Error Trying To Make Easier rsync Command

Question

I normally use scp to copy stuff, but now I'm trying to get used to the more powerful rsync command. It helps me use less bandwidth by copying up only files that have changed. However, rsync has a lot of complex parameters, so I thought, hey, I'll just make a little Bash script that makes it easy for me, and call the command 'rscp'. So, off I went building something like this. Note in the example below that my web host uses a different port number besides 22, so that's why the $1 is used for that.

#!/bin/bash

rsync -avzp --progress --rsh='ssh -p$1' $2 $3 $4 $5 $6 $7

So, its usage, I hoped, would be something like:

rscp 3822 --exclude=tiny_mce /var/www/mysite/* [email protected]:~/www/mysite

That would make it a little bit closer to my usage of the scp command, you see.

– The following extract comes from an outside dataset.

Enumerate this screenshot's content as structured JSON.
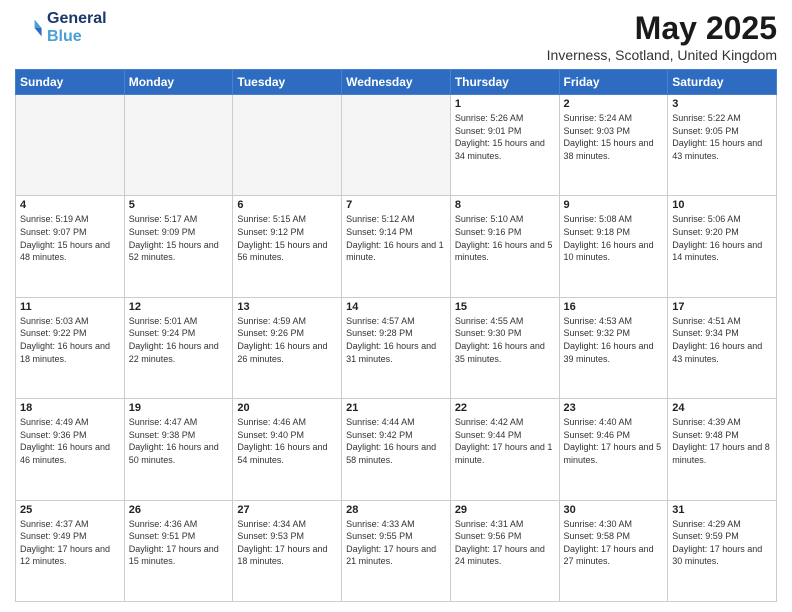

However, when I ran this, I get this error:

building file list ... 
4 files to consider
ERROR: destination must be a directory when copying more than 1 file
rsync error: errors selecting input/output files, dirs (code 3) at main.c(494) [receiver=2.6.9]
rsync: connection unexpectedly closed (8 bytes received so far) [sender]
rsync error: error in rsync protocol data stream (code 12) at io.c(454) [sender=2.6.9]

But if I go back to the regular rsync command, it works just fine.

Can anyone figure out what I'm doing wrong in my Bash script?

Answer 1

/var/www/mysite/* is expanded by the shell, so you have many more arguments being passed in than you're handling in the script.

Also variables aren't substituted in single quotes, so you need to use double quotes. (See bash man page)

Try this:

#!/bin/bash
PORT=$1
shift
rsync -avzp --progress --rsh="ssh -p$PORT" "$@"

First we take the port off the argument list (with shift), then we use "$@" which is special, it refers to the argument (to the script in this case), and is converted to all of them, but each separately in double quotes. (see the bash man page for more details).